One place where LMUL makes a ton of sense is big-little hybrid designs. Your big cores can get wider execution units that can run LMUL=2 instructions natively while your little cores break them up into LMUL=.5 and processes them 4x slower. This lets you avoid the issue Intel 12th gen ran into where the consumer chips lost AVX-512 capability because the little cores only supported 256 wide vectors.

Also code size reduction can be pretty nice. It doesn't show up well in microbenchmarks but lowering load on the front end of your CPU is always nice. It means you get to save a little power or use the area for extra execution units.


> Your big cores can get wider execution units that can run LMUL=2 instructions natively while your little cores break them up into LMUL=.5 and processes them 4x slower

RVV spec doesn't allow LMUL to vary across cores in a hybrid design, so no, that doesn't work.
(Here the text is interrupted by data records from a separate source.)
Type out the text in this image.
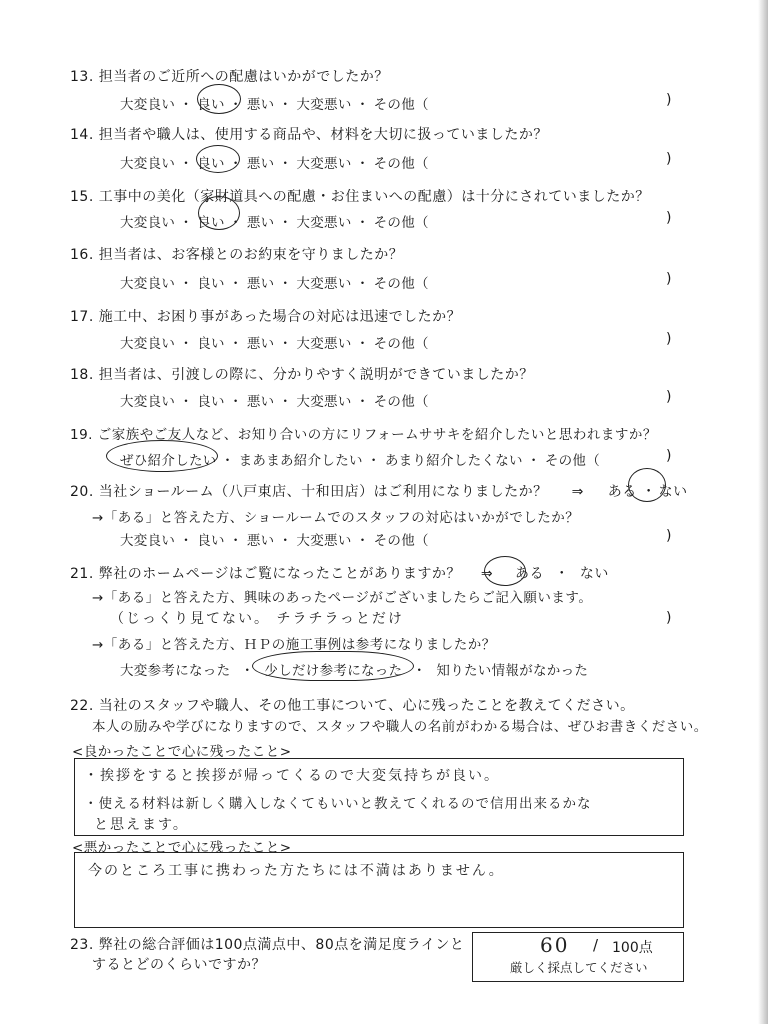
13. 担当者のご近所への配慮はいかがでしたか？
大変良い ・ 良い ・ 悪い ・ 大変悪い ・ その他（	)
14. 担当者や職人は、使用する商品や、材料を大切に扱っていましたか？
大変良い ・ 良い ・ 悪い ・ 大変悪い ・ その他（	)
15. 工事中の美化（家財道具への配慮・お住まいへの配慮）は十分にされていましたか？
大変良い ・ 良い ・ 悪い ・ 大変悪い ・ その他（	)
16. 担当者は、お客様とのお約束を守りましたか？
大変良い ・ 良い ・ 悪い ・ 大変悪い ・ その他（	)
17. 施工中、お困り事があった場合の対応は迅速でしたか？
大変良い ・ 良い ・ 悪い ・ 大変悪い ・ その他（	)
18. 担当者は、引渡しの際に、分かりやすく説明ができていましたか？
大変良い ・ 良い ・ 悪い ・ 大変悪い ・ その他（	)
19. ご家族やご友人など、お知り合いの方にリフォームササキを紹介したいと思われますか？
ぜひ紹介したい ・ まあまあ紹介したい ・ あまり紹介したくない ・ その他（	)
20. 当社ショールーム（八戸東店、十和田店）はご利用になりましたか？ ⇒ ある ・ ない
→「ある」と答えた方、ショールームでのスタッフの対応はいかがでしたか？
大変良い ・ 良い ・ 悪い ・ 大変悪い ・ その他（	)
21. 弊社のホームページはご覧になったことがありますか？ ⇒ ある ・ ない
→「ある」と答えた方、興味のあったページがございましたらご記入願います。
（じっくり見てない。 チラチラっとだけ	)
→「ある」と答えた方、ＨＰの施工事例は参考になりましたか？
大変参考になった ・ 少しだけ参考になった ・ 知りたい情報がなかった
22. 当社のスタッフや職人、その他工事について、心に残ったことを教えてください。
本人の励みや学びになりますので、スタッフや職人の名前がわかる場合は、ぜひお書きください。
<良かったことで心に残ったこと>
・挨拶をすると挨拶が帰ってくるので大変気持ちが良い。
・使える材料は新しく購入しなくてもいいと教えてくれるので信用出来るかな
と思えます。
<悪かったことで心に残ったこと>
今のところ工事に携わった方たちには不満はありません。
23. 弊社の総合評価は100点満点中、80点を満足度ラインと
するとどのくらいですか？
60 / 100点
厳しく採点してください
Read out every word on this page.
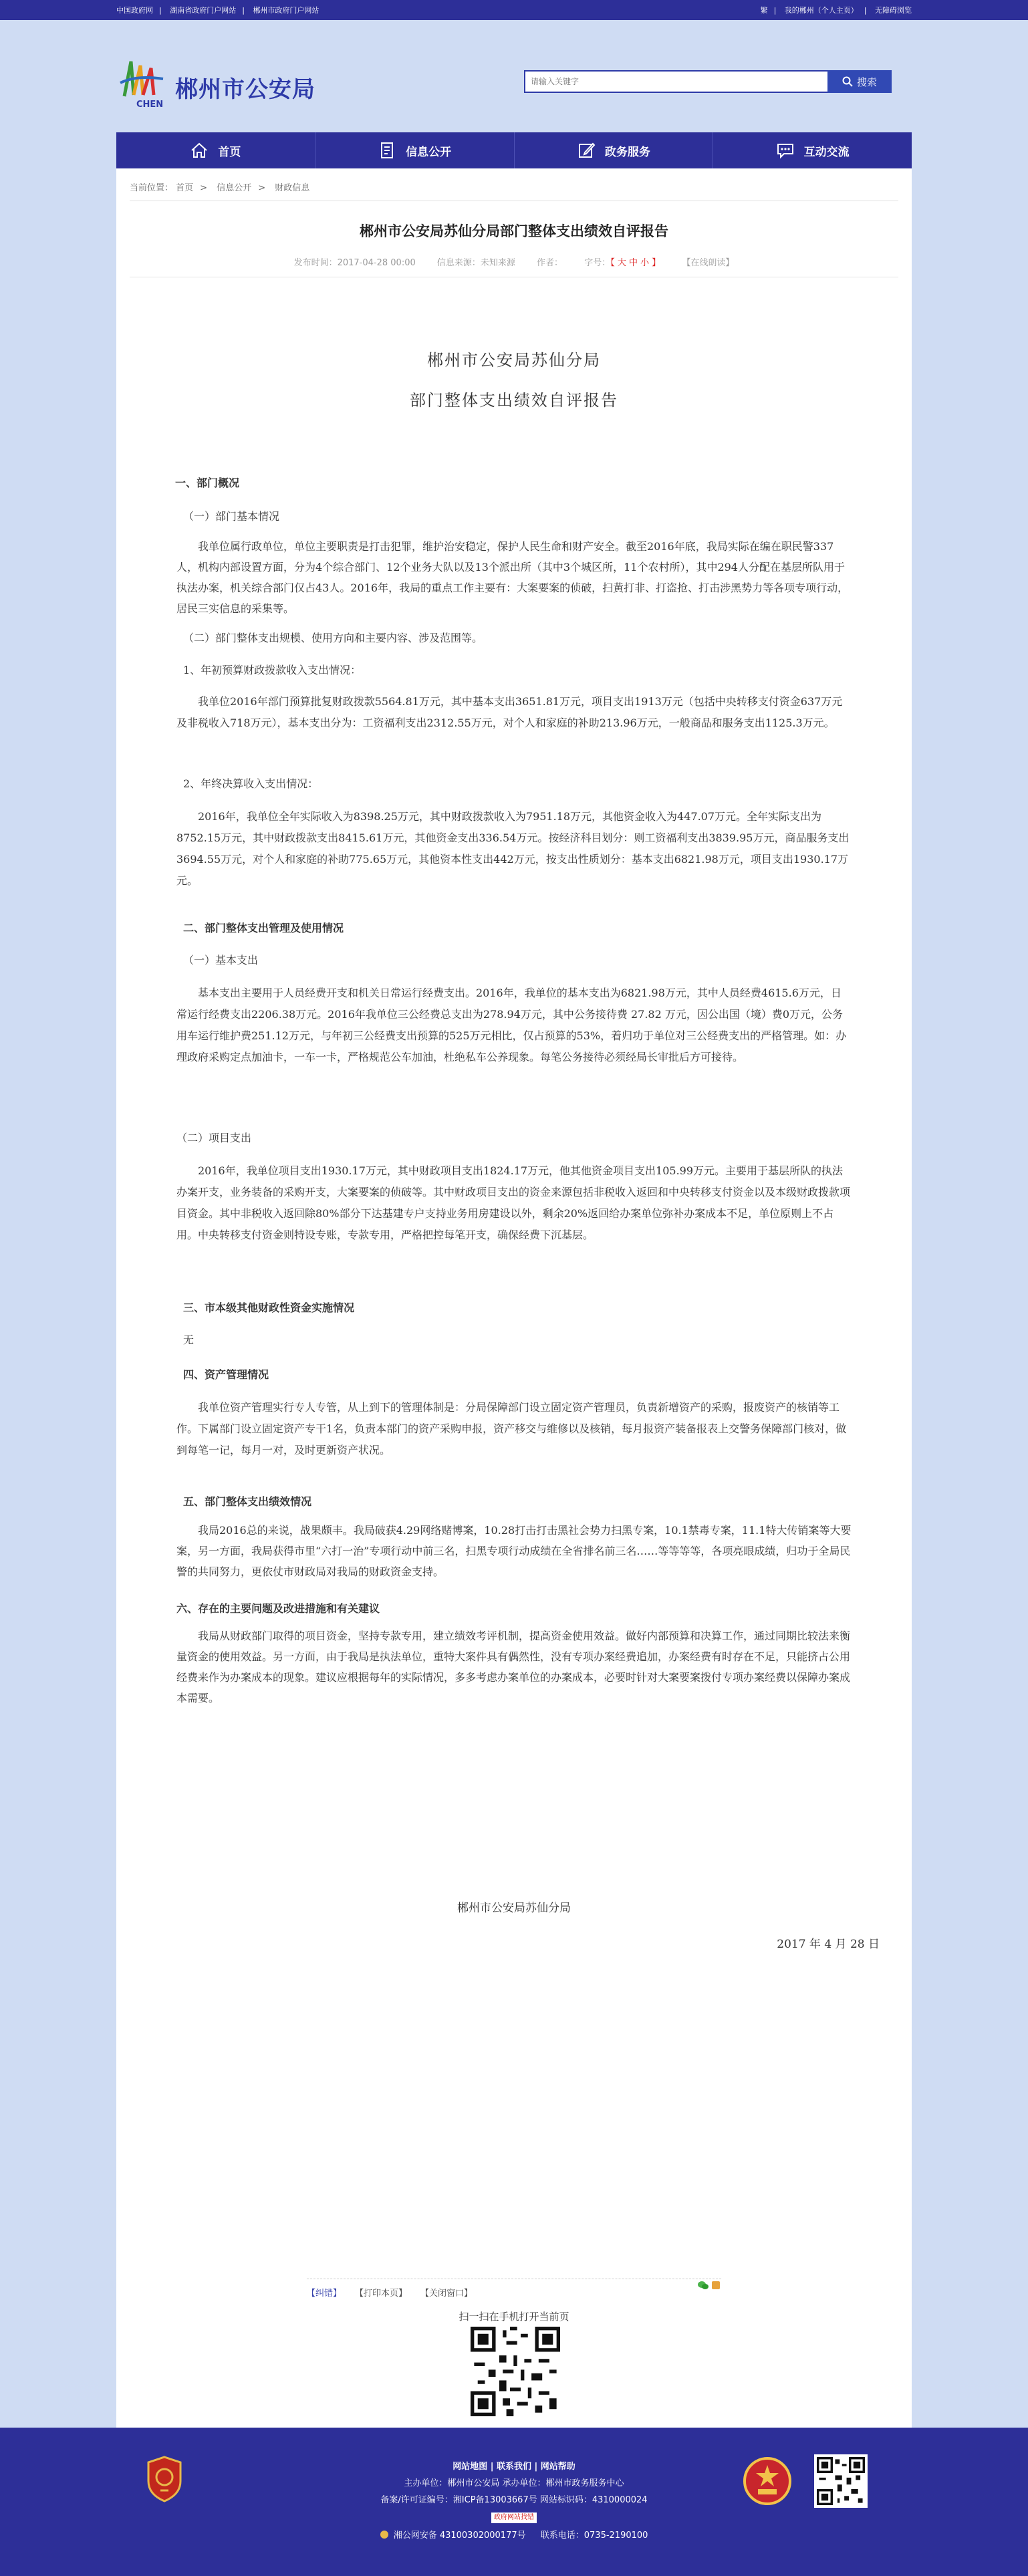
中国政府网 | 湖南省政府门户网站 | 郴州市政府门户网站	繁 | 我的郴州（个人主页） | 无障碍浏览
CHEN
郴州市公安局
请输入关键字	搜索
首页	信息公开	政务服务	互动交流
当前位置： 首页 > 信息公开 > 财政信息
郴州市公安局苏仙分局部门整体支出绩效自评报告
发布时间：2017-04-28 00:00 信息来源：未知来源 作者： 字号：【 大 中 小 】 【在线朗读】
郴州市公安局苏仙分局
部门整体支出绩效自评报告
一、部门概况
（一）部门基本情况
我单位属行政单位，单位主要职责是打击犯罪，维护治安稳定，保护人民生命和财产安全。截至2016年底，我局实际在编在职民警337人，机构内部设置方面，分为4个综合部门、12个业务大队以及13个派出所（其中3个城区所，11个农村所），其中294人分配在基层所队用于执法办案，机关综合部门仅占43人。2016年，我局的重点工作主要有：大案要案的侦破，扫黄打非、打盗抢、打击涉黑势力等各项专项行动，居民三实信息的采集等。
（二）部门整体支出规模、使用方向和主要内容、涉及范围等。
1、年初预算财政拨款收入支出情况：
我单位2016年部门预算批复财政拨款5564.81万元，其中基本支出3651.81万元，项目支出1913万元（包括中央转移支付资金637万元及非税收入718万元），基本支出分为：工资福利支出2312.55万元，对个人和家庭的补助213.96万元，一般商品和服务支出1125.3万元。
2、年终决算收入支出情况：
2016年，我单位全年实际收入为8398.25万元，其中财政拨款收入为7951.18万元，其他资金收入为447.07万元。全年实际支出为8752.15万元，其中财政拨款支出8415.61万元，其他资金支出336.54万元。按经济科目划分：则工资福利支出3839.95万元，商品服务支出3694.55万元，对个人和家庭的补助775.65万元，其他资本性支出442万元，按支出性质划分：基本支出6821.98万元，项目支出1930.17万元。
二、部门整体支出管理及使用情况
（一）基本支出
基本支出主要用于人员经费开支和机关日常运行经费支出。2016年，我单位的基本支出为6821.98万元，其中人员经费4615.6万元，日常运行经费支出2206.38万元。2016年我单位三公经费总支出为278.94万元，其中公务接待费 27.82 万元，因公出国（境）费0万元，公务用车运行维护费251.12万元，与年初三公经费支出预算的525万元相比，仅占预算的53%，着归功于单位对三公经费支出的严格管理。如：办理政府采购定点加油卡，一车一卡，严格规范公车加油，杜绝私车公养现象。每笔公务接待必须经局长审批后方可接待。
（二）项目支出
2016年，我单位项目支出1930.17万元，其中财政项目支出1824.17万元，他其他资金项目支出105.99万元。主要用于基层所队的执法办案开支，业务装备的采购开支，大案要案的侦破等。其中财政项目支出的资金来源包括非税收入返回和中央转移支付资金以及本级财政拨款项目资金。其中非税收入返回除80%部分下达基建专户支持业务用房建设以外，剩余20%返回给办案单位弥补办案成本不足，单位原则上不占用。中央转移支付资金则特设专账，专款专用，严格把控每笔开支，确保经费下沉基层。
三、市本级其他财政性资金实施情况
无
四、资产管理情况
我单位资产管理实行专人专管，从上到下的管理体制是：分局保障部门设立固定资产管理员，负责新增资产的采购，报废资产的核销等工作。下属部门设立固定资产专干1名，负责本部门的资产采购申报，资产移交与维修以及核销，每月报资产装备报表上交警务保障部门核对，做到每笔一记，每月一对，及时更新资产状况。
五、部门整体支出绩效情况
我局2016总的来说，战果颇丰。我局破获4.29网络赌博案，10.28打击打击黑社会势力扫黑专案，10.1禁毒专案，11.1特大传销案等大要案，另一方面，我局获得市里“六打一治”专项行动中前三名，扫黑专项行动成绩在全省排名前三名……等等等等，各项亮眼成绩，归功于全局民警的共同努力，更依仗市财政局对我局的财政资金支持。
六、存在的主要问题及改进措施和有关建议
我局从财政部门取得的项目资金，坚持专款专用，建立绩效考评机制，提高资金使用效益。做好内部预算和决算工作，通过同期比较法来衡量资金的使用效益。另一方面，由于我局是执法单位，重特大案件具有偶然性，没有专项办案经费追加，办案经费有时存在不足，只能挤占公用经费来作为办案成本的现象。建议应根据每年的实际情况，多多考虑办案单位的办案成本，必要时针对大案要案拨付专项办案经费以保障办案成本需要。
郴州市公安局苏仙分局
2017 年 4 月 28 日
【纠错】 【打印本页】 【关闭窗口】

扫一扫在手机打开当前页
网站地图 | 联系我们 | 网站帮助
主办单位：郴州市公安局 承办单位：郴州市政务服务中心
备案/许可证编号：湘ICP备13003667号 网站标识码：4310000024
政府网站找错
湘公网安备 43100302000177号 联系电话：0735-2190100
RVV doesn't do anything to help with hybrid cores with differing widths.

> It means you get to save a little power or use the area for extra execution units.

Power, maybe, but I don't see the rest being likely. For general purpose cores, you're going to need a wide enough front end to support scalar code, which tends to have more execution units than vector.


I'm not saying that the supported lmul varies. I'm saying that the different cores will break up the same instructions into bigger or smaller execution unit units.


There's nothing inherent with RVV or LMUL which makes this any easier/harder than other ISAs. Intel could design their little cores to break AVX-512 instructions into 4x128b parts if they felt like it, for example.


That's technically true, but it means that the best way of handling vector instructions on little cores is something you were going to do anyway.


Sorry, I don't quite understand you there - what is the "something" you speak of, and who does "you" refer to?


This LMUL thing sounds like a total antipattern. Does the OS have to handle it manually on context switches, or can it just pop the process's LMUL state with all the normal registers? Sounds like a feature that coult get ugly in embedded applications.


"LMUL state" is three bits (7 possible values) of thread-wide config that just change how operations operate with the same vector registers; similar to say the FP dynamic rounding mode, which also needs to be saved & restored across context switches.


LMUL is encoded in the vtype, which includes LMUL, element width and tail/mask policy, it can be easily read and set.